= SuperHappyDevHouse =

Parties for hackers and thinkers

SuperHappyDevHouse (SHDH) is an international series of social events that organizers originally conceived as parties for hackers. It was founded by Jeff Lindsay and David Weekly (founder of PBwiki) on May 29, 2005. SHDH in Silicon Valley began by hosting 150–200 people every six weeks at rotating venues throughout San Francisco Bay and Silicon Valley, California. The name was derived from a 1991 Saturday Night Live satire, Happy Fun Ball, which lampooned TV commercials, and the NERF Ball. Weekly lived in a house nicknamed "SuperHappyFunHouse" with other entrepreneurs including Bret Taylor, Juan Bruce, Chris Countryman, Kimon Tsinteris, Alan Keefer and Andy Radin. That name was changed to SuperHappyDevHouse for the events.

==Expansion==
In 2008, SHDH had expanded with CocoaDevHouse (London); SuperHappyDevClub (Cambridge, UK); Cologne DevHouse (Cologne, Germany); SuperHappyDevFlat (Zurich, Switzerland); SuperHappyHackerHouse (Vancouver, Canada); SuperHappyDevHouse Aotearoa (New Zealand); PhoenixDevHouse (Arizona); BostonDevHouse (Cambridge, Massachusetts); and DevHouse Pittsburgh (Pennsylvania). There was a DevHouse in Hermosillo, Mexico, in September 2008, marking the first Latin American DevHouse, followed shortly thereafter by a Mexico City DevHouse on November 1, 2008, a GuadalajaraDevHouse (Guadalajara, Mexico) on September 6, 2009, and two years later by a DevHouse on Mérida, Mexico, on February 28, 2010.

The organizers say they're trying to "resurrect the spirit of the Homebrew Computer Club." It is a non-exclusive event without admission charge; the event is paid for by donations and sponsorship.

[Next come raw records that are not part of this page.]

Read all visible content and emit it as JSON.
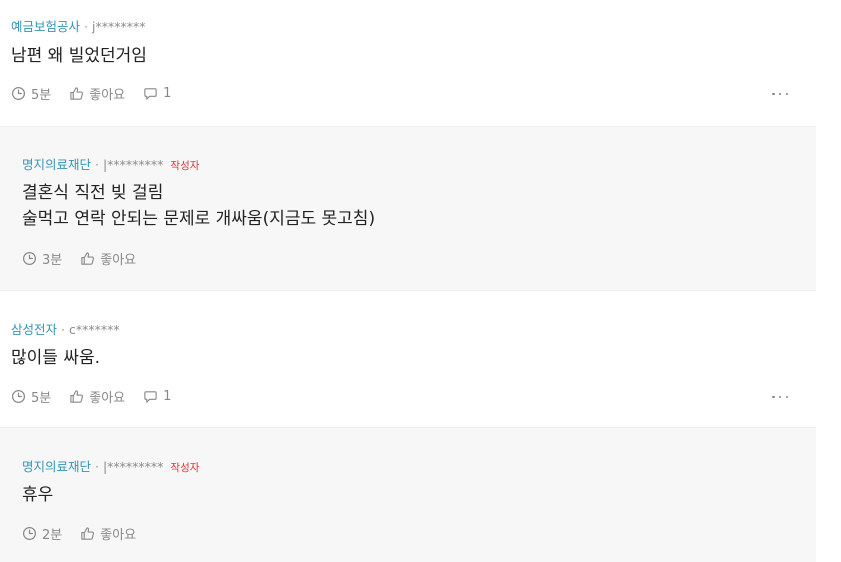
{
  "comments": [
    {
      "company": "예금보험공사",
      "separator": "·",
      "user": "j********",
      "lines": [
        "남편 왜 빌었던거임"
      ],
      "time": "5분",
      "like_label": "좋아요",
      "reply_count": "1"
    },
    {
      "company": "명지의료재단",
      "separator": "·",
      "user": "|*********",
      "author_tag": "작성자",
      "lines": [
        "결혼식 직전 빚 걸림",
        "술먹고 연락 안되는 문제로 개싸움(지금도 못고침)"
      ],
      "time": "3분",
      "like_label": "좋아요"
    },
    {
      "company": "삼성전자",
      "separator": "·",
      "user": "c*******",
      "lines": [
        "많이들 싸움."
      ],
      "time": "5분",
      "like_label": "좋아요",
      "reply_count": "1"
    },
    {
      "company": "명지의료재단",
      "separator": "·",
      "user": "|*********",
      "author_tag": "작성자",
      "lines": [
        "휴우"
      ],
      "time": "2분",
      "like_label": "좋아요"
    }
  ]
}
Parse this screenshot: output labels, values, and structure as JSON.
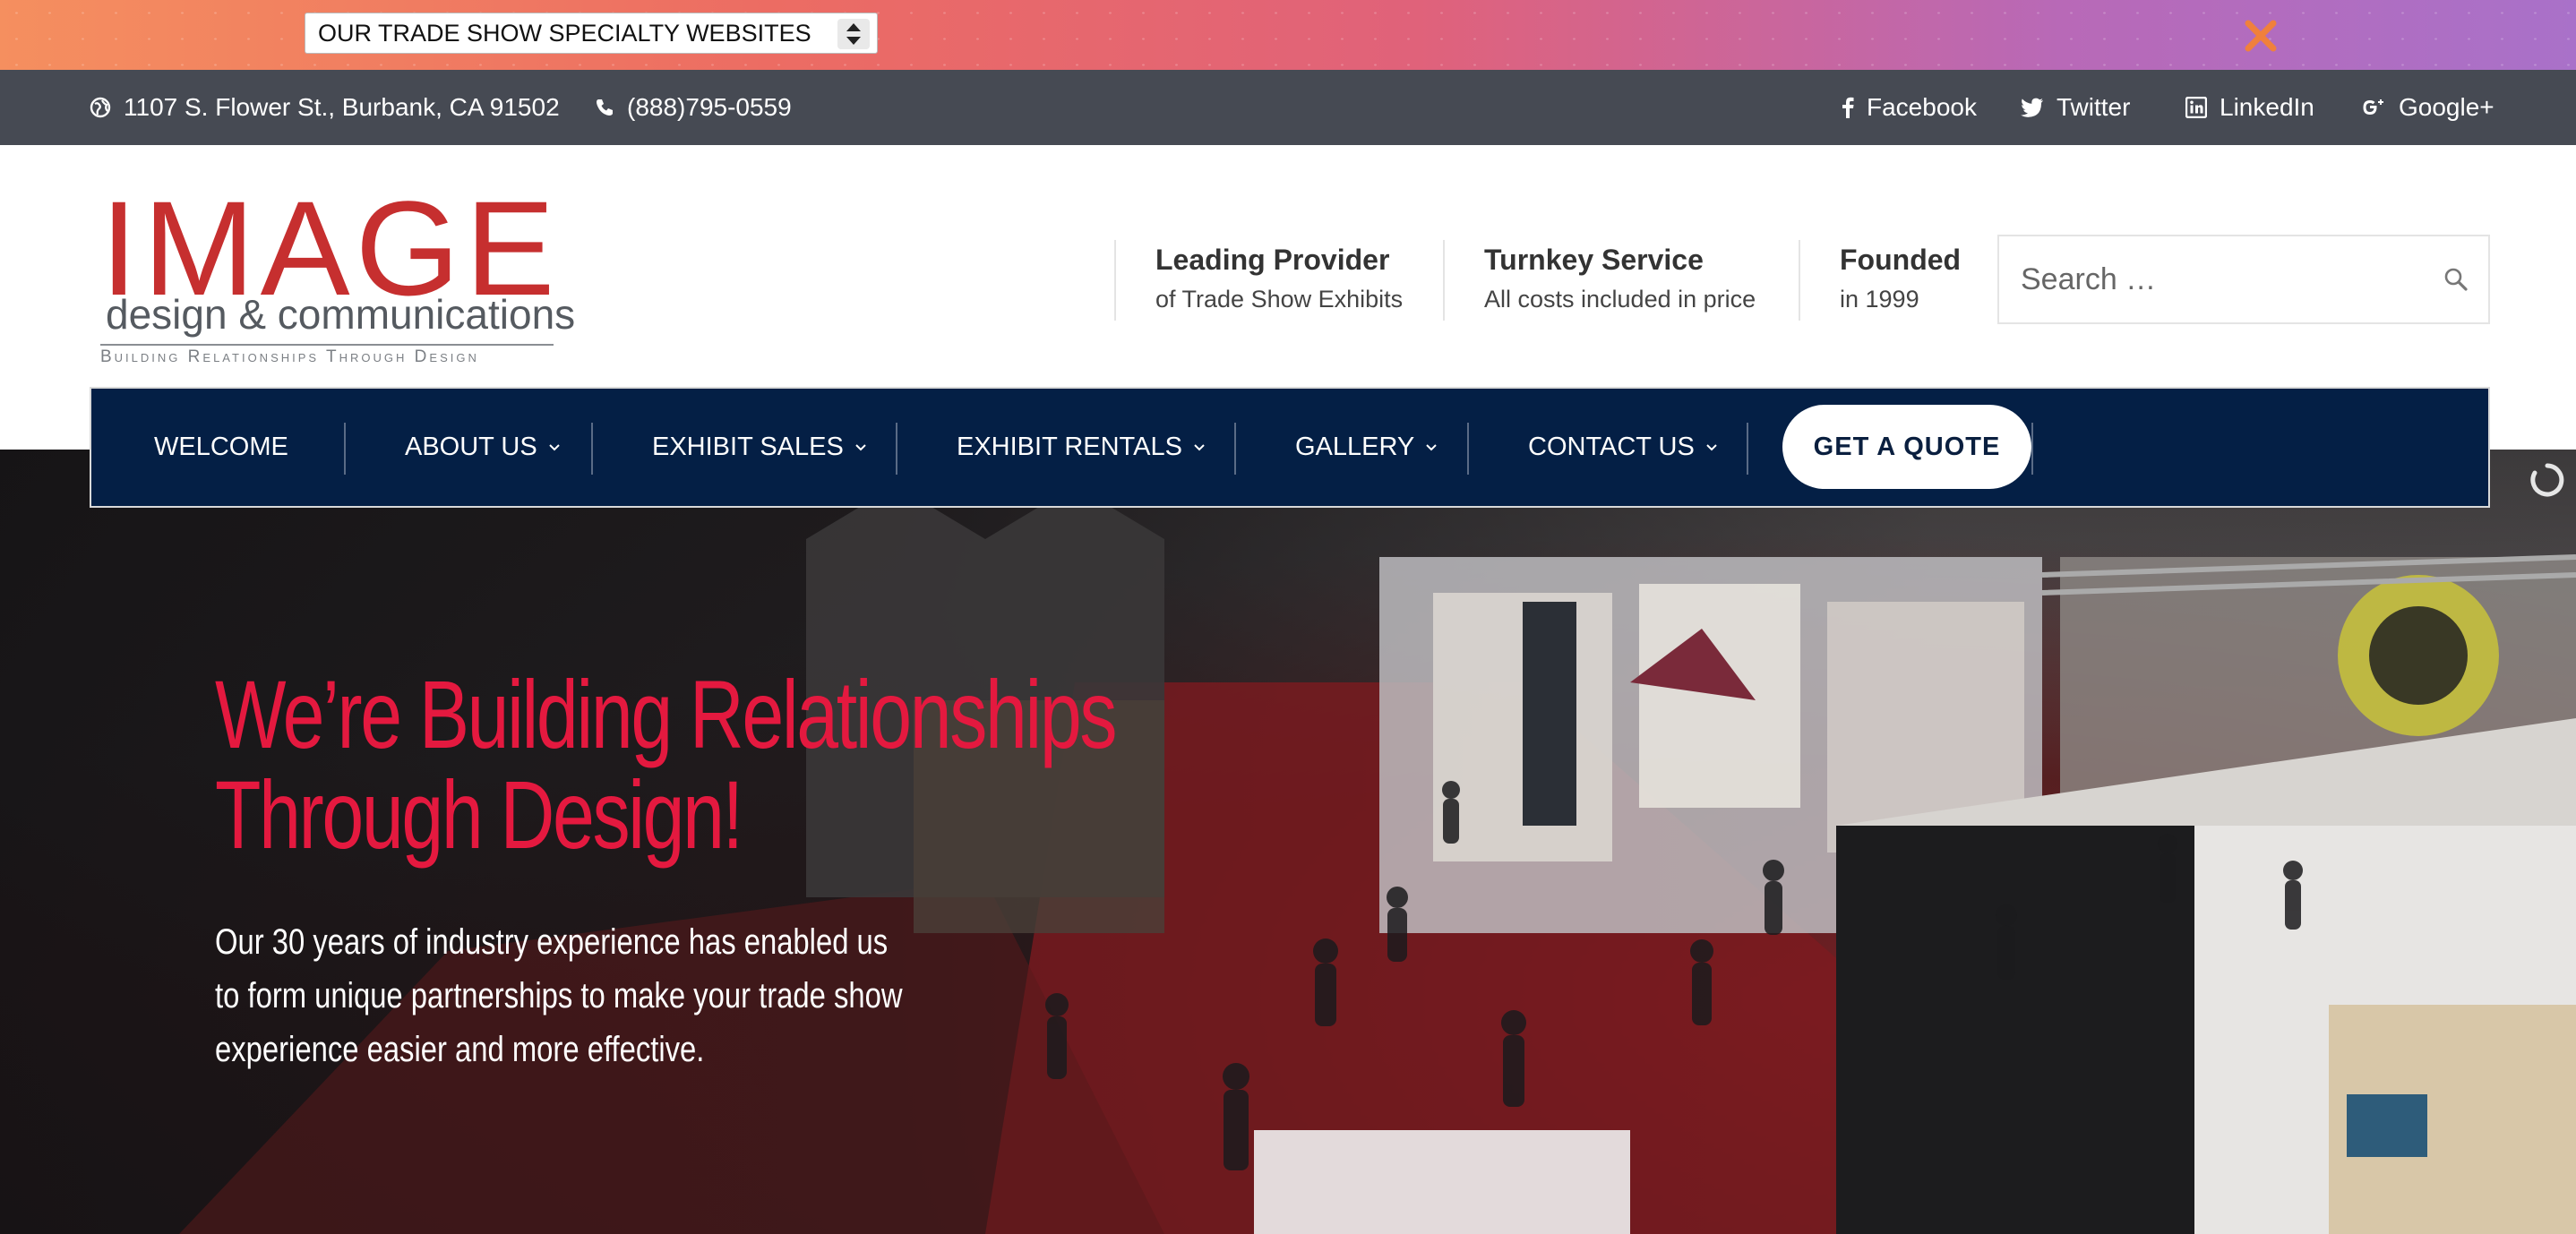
{
  "promo": {
    "select_value": "OUR TRADE SHOW SPECIALTY WEBSITES"
  },
  "contact": {
    "address": "1107 S. Flower St., Burbank, CA 91502",
    "phone": "(888)795-0559",
    "social": [
      {
        "label": "Facebook"
      },
      {
        "label": "Twitter"
      },
      {
        "label": "LinkedIn"
      },
      {
        "label": "Google+"
      }
    ]
  },
  "logo": {
    "main": "IMAGE",
    "sub": "design & communications",
    "tagline": "Building Relationships Through Design"
  },
  "features": [
    {
      "title": "Leading Provider",
      "subtitle": "of Trade Show Exhibits"
    },
    {
      "title": "Turnkey Service",
      "subtitle": "All costs included in price"
    },
    {
      "title": "Founded",
      "subtitle": "in 1999"
    }
  ],
  "search": {
    "placeholder": "Search …"
  },
  "nav": {
    "items": [
      {
        "label": "WELCOME"
      },
      {
        "label": "ABOUT US"
      },
      {
        "label": "EXHIBIT SALES"
      },
      {
        "label": "EXHIBIT RENTALS"
      },
      {
        "label": "GALLERY"
      },
      {
        "label": "CONTACT US"
      }
    ],
    "cta": "GET A QUOTE"
  },
  "hero": {
    "title_line1": "We’re Building Relationships",
    "title_line2": "Through Design!",
    "text_line1": "Our 30 years of industry experience has enabled us",
    "text_line2": "to form unique partnerships to make your trade show",
    "text_line3": "experience easier and more effective."
  },
  "colors": {
    "accent": "#e4193f",
    "nav_bg": "#041f45",
    "contact_bar": "#464a53",
    "logo_red": "#c62f2f"
  }
}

The original SHDH was in Hillsborough, California, and later in Los Gatos, California.

As of August 2009, SHDH spawned HackerDojo to operate a hackerspace in Mountain View, California. SHDH operates as an activity of HackerDojo.

Currently, there is also an ongoing DevHouse in Chihuahua, Mexico, which began in 2022. They hold monthly meetings and continue to actively grow the DevHouse community in Mexico.